CHECKMARX JENKINS PLUGIN COMPROMISED WITH INFOSTEALER

Checkmarx security researchers identified the compromised plugin over the weekend and immediately notified the Jenkins community. The malicious version was hosted on the legitimate Jenkins Marketplace, making it difficult for users to distinguish from the official release. The infostealer payload was designed to extract credentials, environment variables, and other sensitive information from compromised systems.

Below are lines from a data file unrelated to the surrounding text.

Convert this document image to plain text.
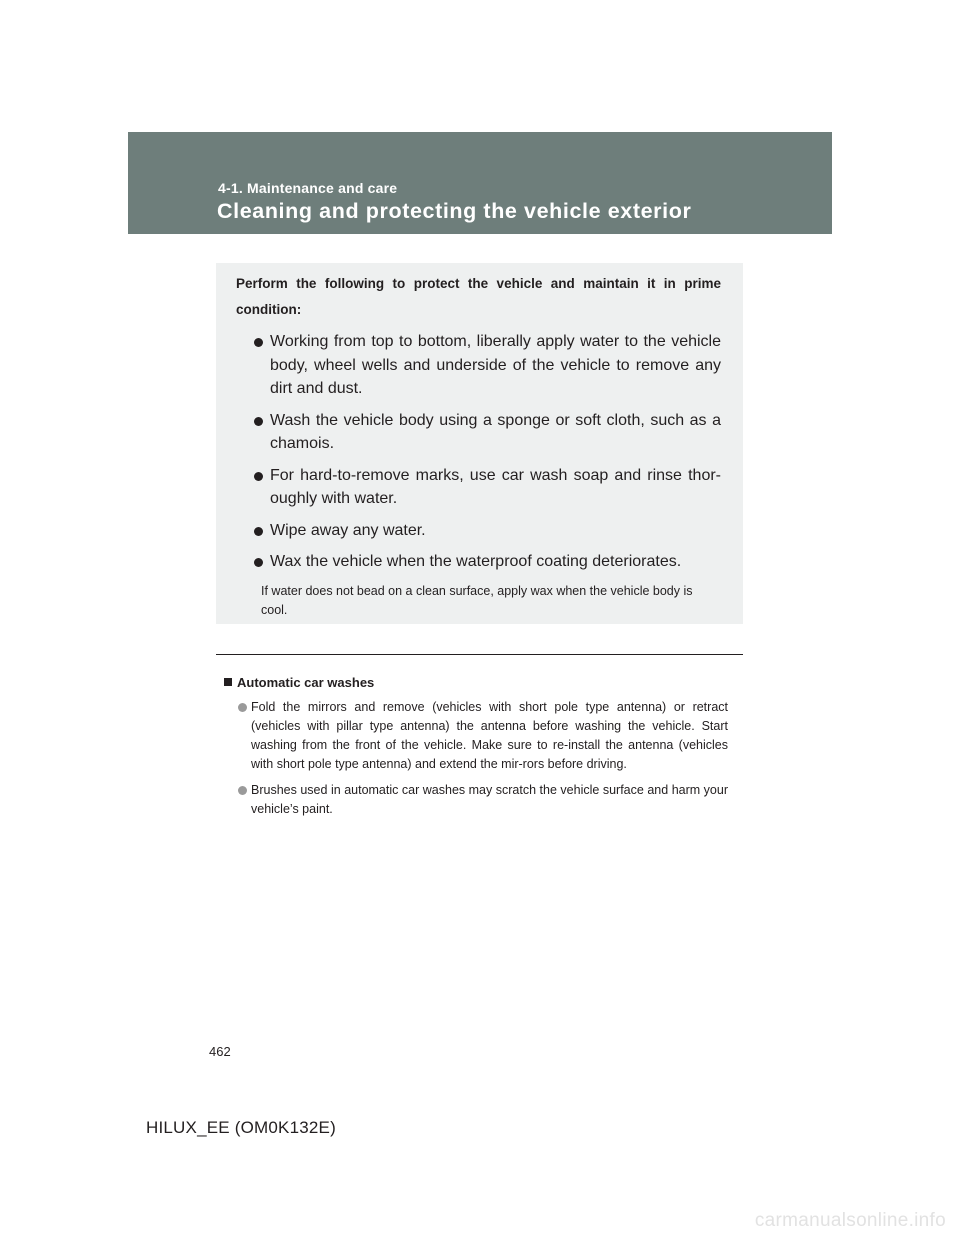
4-1. Maintenance and care
Cleaning and protecting the vehicle exterior

Perform the following to protect the vehicle and maintain it in prime condition:

Working from top to bottom, liberally apply water to the vehicle body, wheel wells and underside of the vehicle to remove any dirt and dust.
Wash the vehicle body using a sponge or soft cloth, such as a chamois.
For hard-to-remove marks, use car wash soap and rinse thor-oughly with water.
Wipe away any water.
Wax the vehicle when the waterproof coating deteriorates.
If water does not bead on a clean surface, apply wax when the vehicle body is cool.
Automatic car washes
Fold the mirrors and remove (vehicles with short pole type antenna) or retract (vehicles with pillar type antenna) the antenna before washing the vehicle. Start washing from the front of the vehicle. Make sure to re-install the antenna (vehicles with short pole type antenna) and extend the mir-rors before driving.
Brushes used in automatic car washes may scratch the vehicle surface and harm your vehicle’s paint.
462
HILUX_EE (OM0K132E)
carmanualsonline.info
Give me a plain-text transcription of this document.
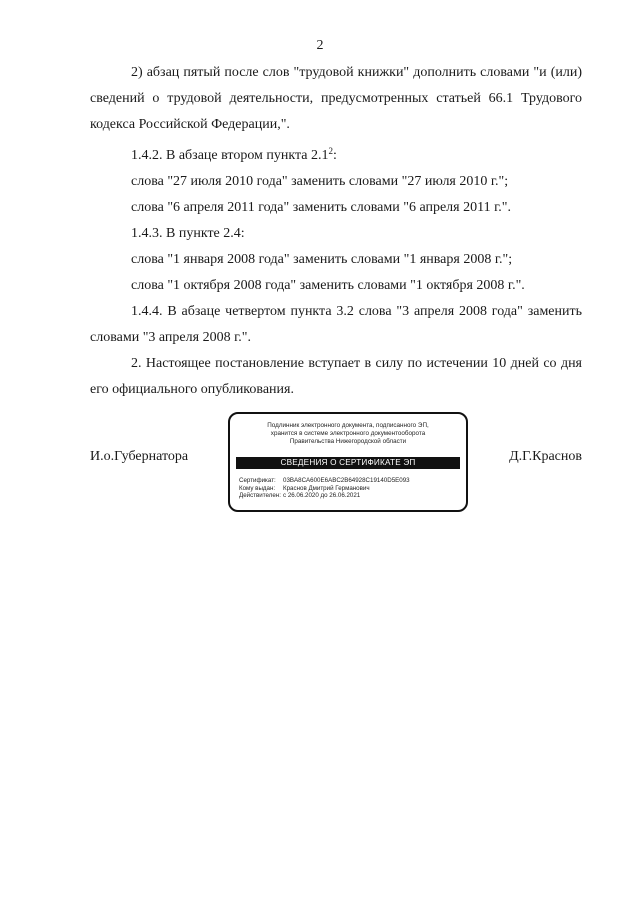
2

2) абзац пятый после слов "трудовой книжки" дополнить словами "и (или) сведений о трудовой деятельности, предусмотренных статьей 66.1 Трудового кодекса Российской Федерации,".

1.4.2. В абзаце втором пункта $2.1^2$:

слова "27 июля 2010 года" заменить словами "27 июля 2010 г.";

слова "6 апреля 2011 года" заменить словами "6 апреля 2011 г.".

1.4.3. В пункте 2.4:

слова "1 января 2008 года" заменить словами "1 января 2008 г.";

слова "1 октября 2008 года" заменить словами "1 октября 2008 г.".

1.4.4. В абзаце четвертом пункта 3.2 слова "3 апреля 2008 года" заменить словами "3 апреля 2008 г.".

2. Настоящее постановление вступает в силу по истечении 10 дней со дня его официального опубликования.

И.о.Губернатора
Подлинник электронного документа, подписанного ЭП,
хранится в системе электронного документооборота
Правительства Нижегородской области
СВЕДЕНИЯ О СЕРТИФИКАТЕ ЭП
Сертификат: 03BA8CA600E6ABC2B64928C19140D5E093
Кому выдан: Краснов Дмитрий Германович
Действителен: с 26.06.2020 до 26.06.2021
Д.Г.Краснов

Jenkins environments are common targets due to their access to build pipelines, source code repositories, and deployment credentials. Immediate Actions Checkmarx confirmed the plugin has been removed from the Jenkins Marketplace. The company released a statement urging users to: - Audit their Jenkins instances for the malicious plugin - Remove any suspicious versions immediately - Rotate exposed credentials - Review build logs and pipeline activity for unauthorized access Jenkins maintainers were notified and security advisories were published. Users who installed the compromised package face potential exposure of their build infrastructure and connected systems. Investigation Details The exact attack vector used to compromise the official plugin repository remains under investigation. Security researchers are analyzing the malware to determine its full capabilities and any data that may have been exfiltrated. This incident underscores the ongoing risk of supply chain attacks targeting development tools. Jenkins plugins are widely deployed across enterprise CI/CD pipelines, making them attractive targets for threat actors seeking access to sensitive infrastructure. Recommendations Users should verify plugin sources and enable Jenkins security scanning. Organizations are advised to implement strict access controls on Jenkins instances and monitor plugin installations carefully. The Jenkins community has called for enhanced vetting procedures for marketplace submissions to prevent similar incidents.